Massachusetts

People in coastal Massachusetts are concerned about the privatization of scenic and natural walkways. These paths have been used by the public for centuries. Now, a new generation of property owners are denying access to portions of these iconic walkways and suggesting dangerous rerouting through uneven, eroded, and often flooded areas. The common benefit and public good be damned.

The politics of false solutions is also heightening in the state. Residents are blowing the whistle on large-scale industrial solar arrays that require the cutting of old-growth forests in favor of destructive greenwashing.

And as the ecological crisis reaches a fever pitch, more people are waking up to the need for decisive action and thinking outside the box. For example, residents are expressing interest in pursuing rights for the Merrimack River that runs from New Hampshire into Massachusetts, before meeting the Atlantic. The Merrimack is one the most polluted rivers in the region; it continues to be used as a dumping ground for chemical runoff, sludge applications along its shores, landfills, and municipal wastewater.

Maine

In Maine, a community that adopted a rights-based local ordinance in 2010 that stripped corporations of their personhood rights, protections, and privileges, is now facing mineral extraction for gravel. Residents have reached out to CELDF for assistance in mounting an educational campaign. The campaign will raise awareness about how townspeople can protect their human and natural community from corporate actors that seek to use them as a resource colony for profit by recognizing the Rights of Nature and banning mineral extraction as a harmful activity.

New Hampshire

As global carbon dioxide concentrations hit their highest level in 4 million years, New Hampshire Judge Martin Honigberg has rewarded a local corporate actor in Nottingham for opposing a democratically adopted ordinance that recognized a right of townspeople to a “climate system capable of sustaining human societies.” The Freedom from Chemical Trespass Ordinance was passed by voters in 2019 and also secured rights of ecosystems “to naturally exist, flourish, regenerate, evolve, and be restored” and banned corporate activities that infringe those rights.

The June 4, 2021 ruling could force the Town of Nottingham to pay tens of thousands of dollars in attorney fees to a resident plaintiff and his corporate shield, G&F Goods, LLC, which filed a lawsuit against the unenforced Ordinance, arguing it unconstitutionally discriminates against polluting corporations. (The courts agreed with this argument.)
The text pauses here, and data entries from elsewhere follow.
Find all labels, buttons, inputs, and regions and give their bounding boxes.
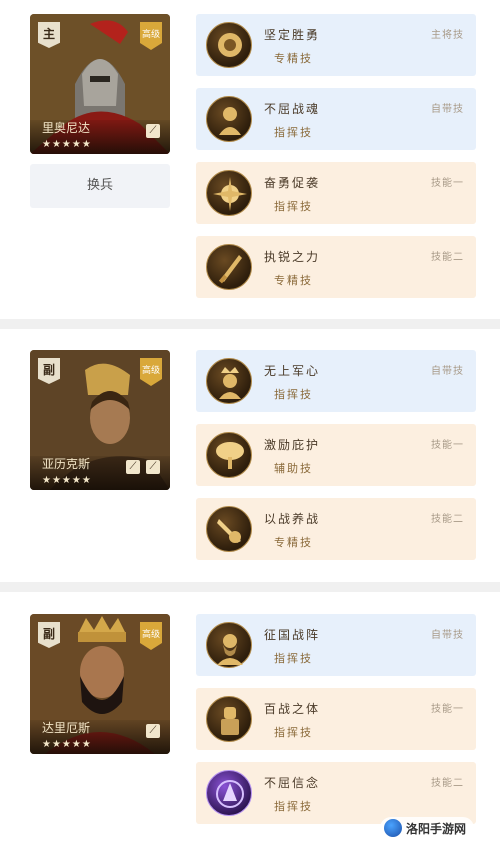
skill-slot: 自带技 [431, 366, 464, 377]
hero-name: 里奥尼达 [42, 121, 91, 135]
section-divider [0, 582, 500, 592]
skill-type: 指挥技 [274, 126, 313, 139]
skill-name: 奋勇促袭 [264, 176, 321, 190]
skill-slot: 自带技 [431, 630, 464, 641]
lion-icon [206, 22, 252, 68]
skill-type: 专精技 [274, 52, 313, 65]
skill-type: 指挥技 [274, 388, 313, 401]
sword-icon: ⟋ [146, 724, 160, 738]
skill-name: 坚定胜勇 [264, 28, 321, 42]
skill-row[interactable]: 征国战阵 指挥技 自带技 [196, 614, 476, 676]
skill-row[interactable]: 以战养战 专精技 技能二 [196, 498, 476, 560]
skill-row[interactable]: 奋勇促袭 指挥技 技能一 [196, 162, 476, 224]
sword-strike-icon [206, 244, 252, 290]
hero-card-darius[interactable]: 副 高级 达里厄斯 ★★★★★ ⟋ [30, 614, 170, 754]
sword-icon: ⟋ [146, 124, 160, 138]
role-badge: 副 [38, 622, 60, 648]
skill-type: 指挥技 [274, 726, 313, 739]
hero-name: 亚历克斯 [42, 457, 91, 471]
bearded-king-icon [206, 622, 252, 668]
slash-icon [206, 506, 252, 552]
spear-icon: ⟋ [126, 460, 140, 474]
role-badge: 主 [38, 22, 60, 48]
skill-slot: 技能一 [431, 178, 464, 189]
site-watermark: 洛阳手游网 [379, 817, 474, 839]
warrior-icon [206, 96, 252, 142]
skill-slot: 主将技 [431, 30, 464, 41]
skill-row[interactable]: 不屈战魂 指挥技 自带技 [196, 88, 476, 150]
skill-name: 以战养战 [264, 512, 321, 526]
skill-row[interactable]: 无上军心 指挥技 自带技 [196, 350, 476, 412]
armored-soldier-icon [206, 696, 252, 742]
skill-row[interactable]: 激励庇护 辅助技 技能一 [196, 424, 476, 486]
skill-slot: 自带技 [431, 104, 464, 115]
role-badge: 副 [38, 358, 60, 384]
skill-name: 不屈信念 [264, 776, 321, 790]
replace-troop-button[interactable]: 换兵 [30, 164, 170, 208]
hero-card-alex[interactable]: 副 高级 亚历克斯 ★★★★★ ⟋ ⟋ [30, 350, 170, 490]
crowned-warrior-icon [206, 358, 252, 404]
hero-card-leonidas[interactable]: 主 高级 里奥尼达 ★★★★★ ⟋ [30, 14, 170, 154]
skill-type: 指挥技 [274, 652, 313, 665]
skill-slot: 技能二 [431, 778, 464, 789]
skill-row[interactable]: 坚定胜勇 专精技 主将技 [196, 14, 476, 76]
skill-name: 执锐之力 [264, 250, 321, 264]
skill-row[interactable]: 不屈信念 指挥技 技能二 [196, 762, 476, 824]
skill-type: 辅助技 [274, 462, 313, 475]
skill-name: 不屈战魂 [264, 102, 321, 116]
hero-stars: ★★★★★ [42, 139, 92, 150]
burst-icon [206, 170, 252, 216]
skill-type: 专精技 [274, 536, 313, 549]
site-logo-icon [383, 819, 402, 837]
skill-slot: 技能一 [431, 440, 464, 451]
skill-type: 专精技 [274, 274, 313, 287]
skill-slot: 技能二 [431, 514, 464, 525]
watermark-text: 洛阳手游网 [405, 821, 466, 836]
hero-stars: ★★★★★ [42, 739, 92, 750]
section-divider [0, 319, 500, 329]
hero-name: 达里厄斯 [42, 721, 91, 735]
hero-stars: ★★★★★ [42, 475, 92, 486]
skill-name: 百战之体 [264, 702, 321, 716]
skill-name: 征国战阵 [264, 628, 321, 642]
skill-row[interactable]: 百战之体 指挥技 技能一 [196, 688, 476, 750]
skill-type: 指挥技 [274, 200, 313, 213]
skill-name: 激励庇护 [264, 438, 321, 452]
sword-icon: ⟋ [146, 460, 160, 474]
skill-row[interactable]: 执锐之力 专精技 技能二 [196, 236, 476, 298]
skill-slot: 技能一 [431, 704, 464, 715]
skill-type: 指挥技 [274, 800, 313, 813]
arcane-figure-icon [206, 770, 252, 816]
tree-icon [206, 432, 252, 478]
skill-slot: 技能二 [431, 252, 464, 263]
skill-name: 无上军心 [264, 364, 321, 378]
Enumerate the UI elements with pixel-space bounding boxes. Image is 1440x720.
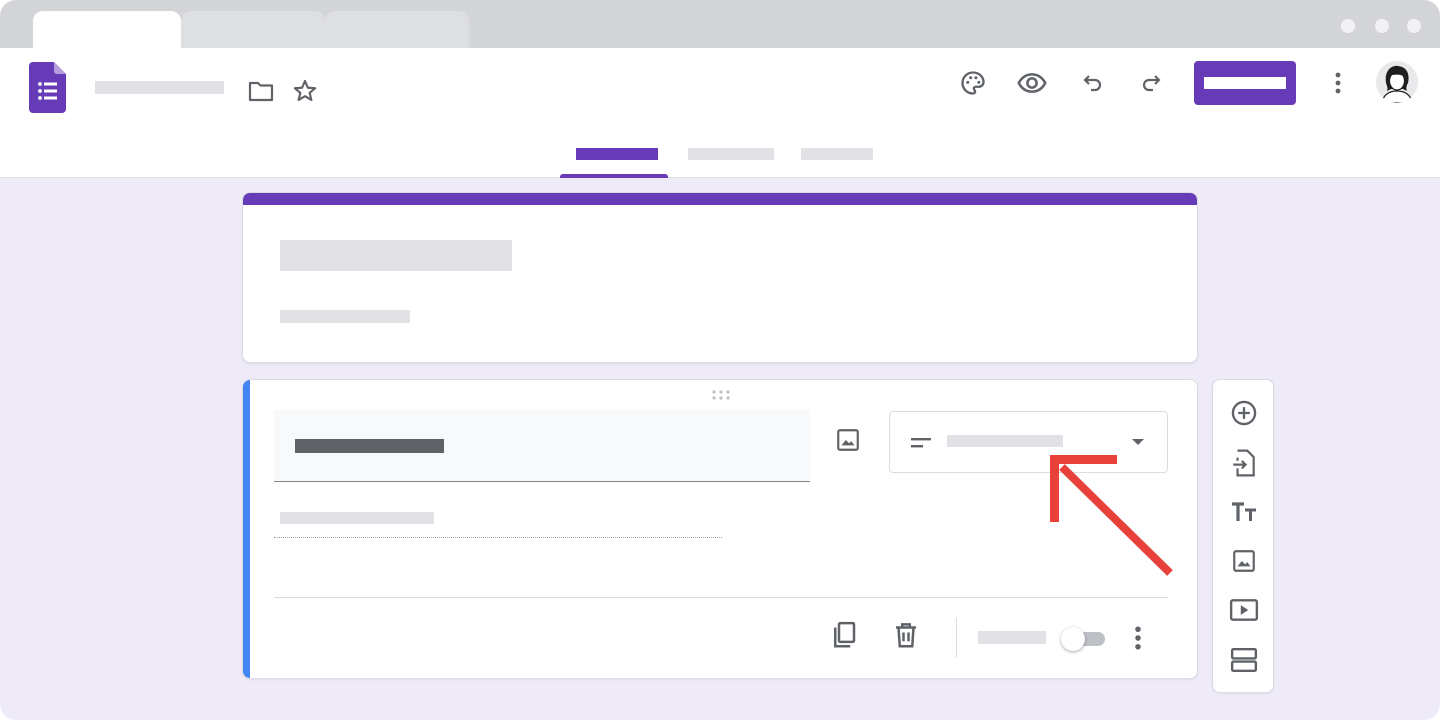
more-options-icon[interactable]: [1123, 623, 1153, 653]
import-questions-icon[interactable]: [1228, 447, 1260, 479]
question-title-input[interactable]: [274, 410, 810, 482]
tab-responses[interactable]: [688, 148, 774, 160]
send-button[interactable]: [1194, 61, 1296, 105]
browser-tab[interactable]: [181, 11, 325, 48]
floating-toolbar: [1212, 379, 1274, 693]
form-title-field[interactable]: [95, 81, 224, 94]
add-image-icon[interactable]: [1228, 545, 1260, 577]
browser-tab-bar: [0, 0, 1440, 48]
question-type-select[interactable]: [889, 411, 1168, 473]
browser-tab-active[interactable]: [33, 11, 181, 48]
add-title-icon[interactable]: [1228, 496, 1260, 528]
add-question-icon[interactable]: [1228, 397, 1260, 429]
question-card[interactable]: [242, 379, 1198, 679]
theme-color-bar: [243, 193, 1197, 205]
footer-separator: [956, 618, 957, 658]
app-window: [0, 0, 1440, 720]
required-label: [978, 631, 1046, 644]
add-video-icon[interactable]: [1228, 594, 1260, 626]
undo-icon[interactable]: [1077, 68, 1107, 98]
preview-eye-icon[interactable]: [1017, 68, 1047, 98]
window-control-dot-icon[interactable]: [1375, 19, 1389, 33]
redo-icon[interactable]: [1137, 68, 1167, 98]
window-control-dot-icon[interactable]: [1341, 19, 1355, 33]
window-control-dot-icon[interactable]: [1407, 19, 1421, 33]
form-description[interactable]: [280, 310, 410, 323]
more-vert-icon[interactable]: [1323, 68, 1353, 98]
tab-settings[interactable]: [801, 148, 873, 160]
folder-icon[interactable]: [246, 76, 276, 106]
star-icon[interactable]: [290, 76, 320, 106]
delete-icon[interactable]: [891, 620, 921, 650]
short-answer-icon: [911, 438, 931, 448]
tab-questions[interactable]: [576, 148, 658, 160]
account-avatar[interactable]: [1376, 61, 1418, 103]
google-forms-icon[interactable]: [29, 62, 66, 113]
answer-underline: [274, 537, 722, 538]
required-toggle[interactable]: [1061, 626, 1109, 652]
active-tab-indicator: [560, 174, 668, 178]
palette-icon[interactable]: [958, 68, 988, 98]
dropdown-caret-icon: [1132, 439, 1144, 445]
forms-header: [0, 48, 1440, 178]
form-title[interactable]: [280, 240, 512, 271]
add-section-icon[interactable]: [1228, 644, 1260, 676]
duplicate-icon[interactable]: [829, 620, 859, 650]
browser-tab[interactable]: [325, 11, 469, 48]
form-header-card[interactable]: [242, 192, 1198, 363]
answer-placeholder: [280, 512, 434, 524]
active-question-indicator: [243, 380, 250, 678]
drag-handle-icon[interactable]: [711, 389, 731, 401]
add-image-icon[interactable]: [835, 427, 861, 453]
card-footer-divider: [274, 597, 1168, 598]
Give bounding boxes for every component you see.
This ruling is like blaming the victim. Just the mere possibility of a lawsuit against a corporation merits the nullification of the town vote in order to protect capitalism. No such proactive protections from guaranteed exploitation or poisoning are provided to the townspeople or natural environments. Clearly, we cannot look to the courts for climate or social justice.
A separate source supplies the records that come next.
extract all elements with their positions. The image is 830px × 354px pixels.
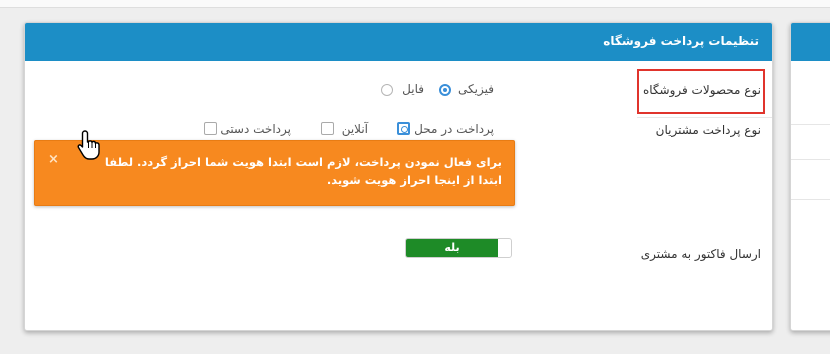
- row-divider: [791, 199, 830, 200]
- panel-header: تنظیمات پرداخت فروشگاه: [25, 23, 772, 61]
- row-divider: [637, 117, 772, 118]
- panel-title: تنظیمات پرداخت فروشگاه: [603, 34, 759, 48]
- secondary-panel-header: [791, 23, 830, 61]
- payment-online-checkbox[interactable]: [321, 122, 334, 135]
- invoice-toggle-on-label: بله: [406, 239, 498, 257]
- hand-cursor-icon: [77, 130, 100, 160]
- product-type-physical-radio[interactable]: [439, 84, 451, 96]
- product-type-label: نوع محصولات فروشگاه: [642, 83, 761, 97]
- product-type-file-radio[interactable]: [381, 84, 393, 96]
- close-icon[interactable]: ×: [48, 152, 59, 167]
- payment-cod-label: پرداخت در محل: [414, 122, 494, 136]
- row-divider: [791, 159, 830, 160]
- payment-settings-panel: تنظیمات پرداخت فروشگاه نوع محصولات فروشگ…: [24, 22, 773, 331]
- payment-manual-checkbox[interactable]: [204, 122, 217, 135]
- top-strip: [0, 0, 830, 8]
- row-divider: [791, 124, 830, 125]
- product-type-physical-label: فیزیکی: [458, 82, 494, 96]
- invoice-label: ارسال فاکتور به مشتری: [640, 247, 761, 261]
- payment-type-label: نوع پرداخت مشتریان: [655, 123, 761, 137]
- payment-cod-checkbox[interactable]: [397, 122, 410, 135]
- invoice-toggle[interactable]: بله: [405, 238, 512, 258]
- payment-manual-label: پرداخت دستی: [220, 122, 291, 136]
- secondary-panel: [790, 22, 830, 331]
- alert-message: برای فعال نمودن پرداخت، لازم است ابتدا ه…: [104, 155, 502, 187]
- verification-alert: برای فعال نمودن پرداخت، لازم است ابتدا ه…: [34, 140, 515, 206]
- payment-online-label: آنلاین: [341, 122, 368, 136]
- product-type-file-label: فایل: [402, 82, 424, 96]
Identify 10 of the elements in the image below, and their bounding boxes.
A detailed New Hampshire Community Rights Network (NHCRN) booklet is being published to support an outreach campaign to municipal officials across the state as the NHCRN prepares to reintroduce a state constitutional amendment, the NH Community Rights Amendment. The amendment seeks to recognize, secure, and protect the right of local self-government and empower local communities to collectively recognize the rights of residents and ecosystems to not be harmed by corporate polluters.